A new economic model

January 27, 2009 at 2:00 am 2 comments

Today, I’m letting you know about a new book that you might want to think about getting. I’m getting this book from Amazon pronto. It’s called Agenda for a New Economy: From Phantom Wealth to Real Wealth by David C Korten.  I think we’ll increasingly see books that question whether pouring trillions into bailouts is the correct response to the GFHF and frankly whether we’ve lost our way and worship at the altar of financial values rather than a better set of values.

Phantom wealth of course refers to speculative traders who dabbled in derivatives, irresponsible residential mortgage lending, buying into asset bubbles and so on. Speculative trading resulted in the illusion of phantom wealth, nothing of true value being created.  Only about 3% of US money supply, for example, is in the hard currency of coins and dollars – the rest sits in paper accounts, promissory notes or on computer screens. US banks hold over $180 trillion in derivatives (basically a speculative wager).

We were lolled into a false sense of comfort because the economic mirage constructed helped us to buy the McMansion, afford THE BRANDS, get easy credit. At the same time, the corrupt practices of Wall Street led to devastation of the environment and social capital as we became more individualistic and selfish. We ignored our locality, preferring to hop on the globalisation gravy train. We lost traditional skills and crafts as we outsourced to China. We were duped by the notion that Wall Street (supported by Government) could create fat cats with enormous wealth and that this wealth would trickle down to Main Street so that we would all prosper and be happy. But we ended up grovelling at the door of private banks.
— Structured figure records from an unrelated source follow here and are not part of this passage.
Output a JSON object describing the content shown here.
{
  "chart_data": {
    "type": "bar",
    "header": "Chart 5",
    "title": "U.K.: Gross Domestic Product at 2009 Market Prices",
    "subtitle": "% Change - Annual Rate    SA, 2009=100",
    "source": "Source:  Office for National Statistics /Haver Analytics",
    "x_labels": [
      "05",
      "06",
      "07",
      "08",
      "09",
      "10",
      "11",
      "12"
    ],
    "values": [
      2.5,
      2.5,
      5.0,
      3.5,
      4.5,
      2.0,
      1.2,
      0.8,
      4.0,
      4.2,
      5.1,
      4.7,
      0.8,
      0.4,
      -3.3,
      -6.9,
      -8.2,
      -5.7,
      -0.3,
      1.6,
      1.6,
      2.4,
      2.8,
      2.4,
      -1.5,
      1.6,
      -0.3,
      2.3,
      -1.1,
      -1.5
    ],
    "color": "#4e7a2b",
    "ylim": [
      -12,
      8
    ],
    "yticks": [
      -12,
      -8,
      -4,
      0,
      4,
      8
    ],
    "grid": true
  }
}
From the reviews I’ve read, seems that the book questions our current values. For the last 30 years or so, the world has been built on financial values – shareholder profits, increasing wealth, resources flowing into an economy – and not values that would benefit each and every one of us such as health and well-being, a protected and nourished natural environment, happy families and communities. So the book calls for a shift to a locally-based, community oriented economic model in which local resources such as water, food and energy are captured and shared beneficially for all. It calls for civic organisations to emerge and thrive, allowing for the entrepreneurial spirit of Main Street to be unleashed.

Local, independent co-ops, local farmers’ markets, local ownership of local businesses and community owned banks is the economic model of the future I hope for. Along with better physical and social infrastructure.  But Obama has essentially surrounded himself with Wall Street advisors. Will the Prez of Hope & Change hear the call of Main Street? Korten wrote an alternative inauguration speech for Obama, which outlines a new economic model. You can read it on Alternet.

And here’s a sobering fact for us: the bailouts so far have cost (wait for it) – US$$4.6165 trillion. How on earth can you conceptualise such a humongous amount of money? Here’s how:

  • Marshall Plan: Cost: $12.7 billion, Inflation Adjusted Cost: $115.3 billion
  • Louisiana Purchase: Cost: $15 million, Inflation Adjusted Cost: $217 billion
  • Race to the Moon: Cost: $36.4 billion, Inflation Adjusted Cost: $237 billion
  • S&L Crisis: Cost: $153 billion, Inflation Adjusted Cost: $256 billion
  • Korean War: Cost: $54 billion, Inflation Adjusted Cost: $454 billion
  • The New Deal: Cost: $32 billion (Est), Inflation Adjusted Cost: $500 billion (Est)
  • Invasion of Iraq: Cost: $551b, Inflation Adjusted Cost: $597 billion
  • Vietnam War: Cost: $111 billion, Inflation Adjusted Cost: $698 billion
  • NASA: Cost: $416.7 billion, Inflation Adjusted Cost: $851.2 billion

TOTAL: $3.92 trillion

Okay, so that means the bailouts to date have cost more than all of the above COMBINED. Unbelievable. I found these figures on Global Research when I was trying to find a way to conceptualise how much this is costing.


Entry filed under: Economics. Tags: , , , .

It’s been two years Treated like terrorists

2 Comments Add your own

  • 1. Paris  |  January 27, 2009 at 8:41 pm

    Who cares? anyone else but those with money=power…
    So no government, nor any exectuve is going to ASK for a major change.

    Bailouts, G20 or Davos speeches will only deal about cosmetic changes of our economical system.
    It’s only the people (from its ancient latin meaning) which has the theoretical power to change things.
    But I guess we’re already on a Roman scenario (Empire period before the fall): the mass people largely fed and entertained, has no more incentive, nor will to take any politic action.

  • 2. thinkingshift  |  January 27, 2009 at 10:44 pm

    Hi Paris

    The last days of the Roman Empire were spent watching gladiators tough it out with wild animals in the Colosseum; Romans having lavish parties; Romans celebrating the torture of wild animals in gladiator fights. The decline of the Roman Empire was accompanied by a populace more interested in blood sports and having a good time.

    A parallel with our own times perhaps? Are we more interested in the good life; cricket; football; soccer; accumulation of wealth? Meanwhile, our consumerist empire is crumbling around us.